Teaching
At Georgia Tech
Spring 2024:
AE 4803/8803 NUM/QNU* -- Numerical Analysis and Algorithms
Description: This course covers fundamental algorithms used in computational analysis and design of engineering systems. Topics include numerical integration of ODEs, numerical solution of PDEs, uncertainty quantification, and learning/fitting models to data. Students will both implement these algorithms and analyze their behavior theoretically. Model problems will be drawn from applications in aerospace engineering. Primary audience is advanced aerospace undergraduates, graduate students interested in the material are welcome.
Pre-requisites: (1) introductory programming course or equivalent experience: you should be proficient with for loops, if/else statements, logical operators (and/or), and array indexing. (2) Undergraduate math through multivariable calculus and differential equations (MATH 1551, 1552, 1553, 2551, 2552).

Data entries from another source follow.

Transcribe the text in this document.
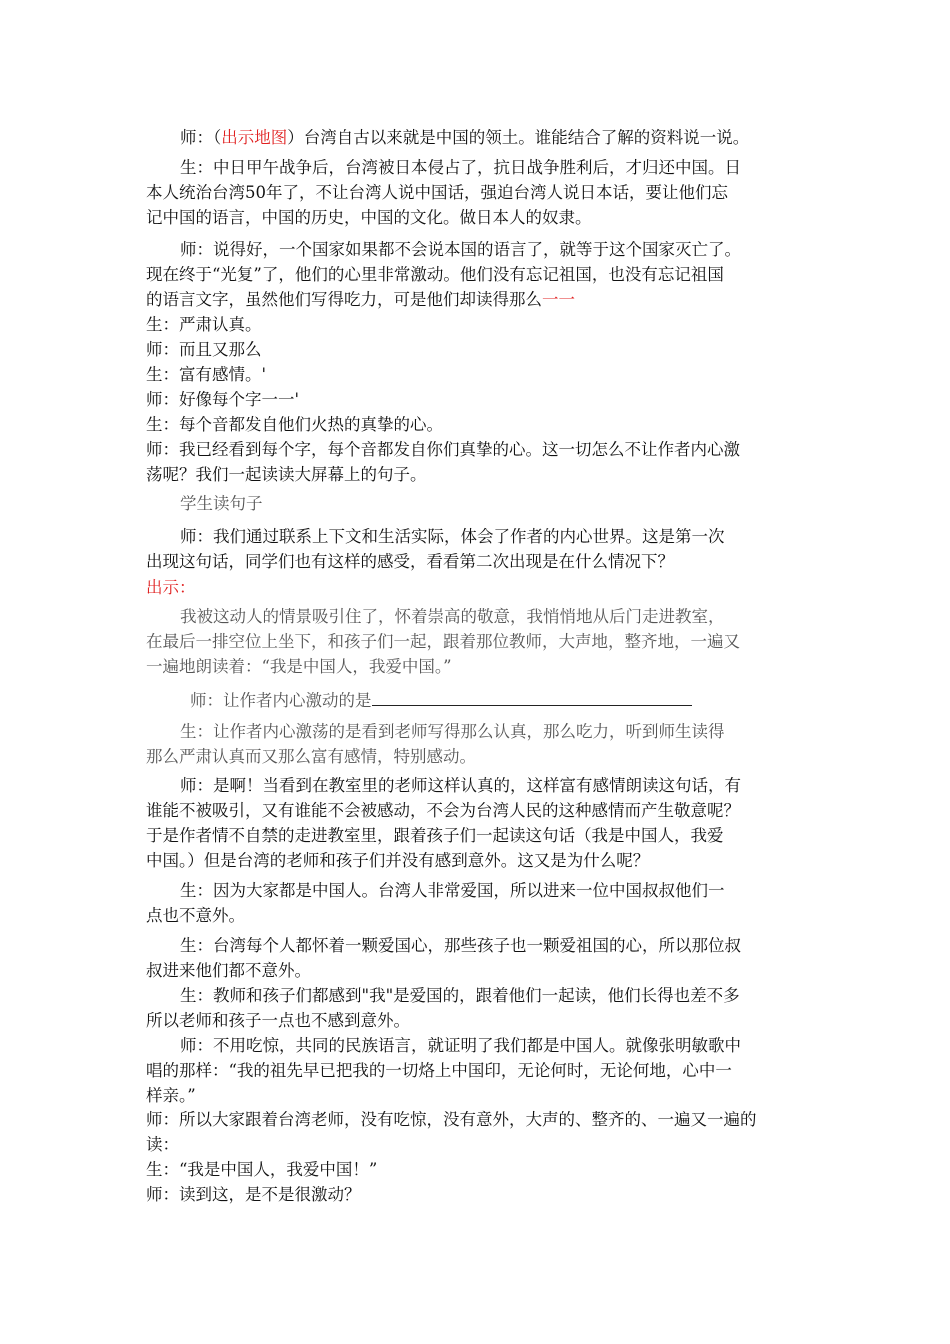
师：（出示地图）台湾自古以来就是中国的领土。谁能结合了解的资料说一说。

生：中日甲午战争后，台湾被日本侵占了，抗日战争胜利后，才归还中国。日
本人统治台湾50年了，不让台湾人说中国话，强迫台湾人说日本话，要让他们忘
记中国的语言，中国的历史，中国的文化。做日本人的奴隶。

师：说得好，一个国家如果都不会说本国的语言了，就等于这个国家灭亡了。
现在终于“光复”了，他们的心里非常激动。他们没有忘记祖国，也没有忘记祖国
的语言文字，虽然他们写得吃力，可是他们却读得那么一一

生：严肃认真。

师：而且又那么

生：富有感情。'

师：好像每个字一一'

生：每个音都发自他们火热的真挚的心。

师：我已经看到每个字，每个音都发自你们真挚的心。这一切怎么不让作者内心激
荡呢？我们一起读读大屏幕上的句子。

学生读句子

师：我们通过联系上下文和生活实际，体会了作者的内心世界。这是第一次
出现这句话，同学们也有这样的感受，看看第二次出现是在什么情况下？

出示：

我被这动人的情景吸引住了，怀着崇高的敬意，我悄悄地从后门走进教室，
在最后一排空位上坐下，和孩子们一起，跟着那位教师，大声地，整齐地，一遍又
一遍地朗读着：“我是中国人，我爱中国。”

师：让作者内心激动的是

生：让作者内心激荡的是看到老师写得那么认真，那么吃力，听到师生读得
那么严肃认真而又那么富有感情，特别感动。

师：是啊！当看到在教室里的老师这样认真的，这样富有感情朗读这句话，有
谁能不被吸引，又有谁能不会被感动，不会为台湾人民的这种感情而产生敬意呢？
于是作者情不自禁的走进教室里，跟着孩子们一起读这句话（我是中国人，我爱
中国。）但是台湾的老师和孩子们并没有感到意外。这又是为什么呢？

生：因为大家都是中国人。台湾人非常爱国，所以进来一位中国叔叔他们一
点也不意外。

生：台湾每个人都怀着一颗爱国心，那些孩子也一颗爱祖国的心，所以那位叔
叔进来他们都不意外。

生：教师和孩子们都感到"我"是爱国的，跟着他们一起读，他们长得也差不多
所以老师和孩子一点也不感到意外。

师：不用吃惊，共同的民族语言，就证明了我们都是中国人。就像张明敏歌中
唱的那样：“我的祖先早已把我的一切烙上中国印，无论何时，无论何地，心中一
样亲。”

师：所以大家跟着台湾老师，没有吃惊，没有意外，大声的、整齐的、一遍又一遍的
读：

生：“我是中国人，我爱中国！”

师：读到这，是不是很激动？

*QNU is a distance learning section.
CSE/AE 8803 MOR -- Model Reduction
Description: Advanced graduate-level topics course introducing projection-based model reduction methods for surrogate modeling of high-dimensional systems arising from PDEs. Topics covered include proper orthogonal decomposition, reduced basis methods, system-theoretic methods including rational interpolation and balanced truncation, nonlinear model reduction, and data-driven model reduction. Homeworks will primarily involve implementing methods on model problems. The second part of the course will consist of a guided student-led reading group/journal club.
Pre-requisites: (1) graduate coursework in the numerical solution of PDEs, e.g. MATH 6640 a graduate-level CFD or finite element course. Numerical linear algebra and linear control theory helpful but not required. (2) scientific computing programming proficiency - you should be able to implement simple PDE solvers without help. Interested students unsure if they satisfy the pre-requisites can email me to discuss.
Previously:
AE 4803 / 8803 NUM/QNU (Spring 2023)
Previously at Caltech
ACM 11 -- Introduction to Computational Science and Engineering: Spring 2021, Spring 2022 terms. *Received a 2021-2022 ASCIT Teaching Award from the Associated Students of Caltech.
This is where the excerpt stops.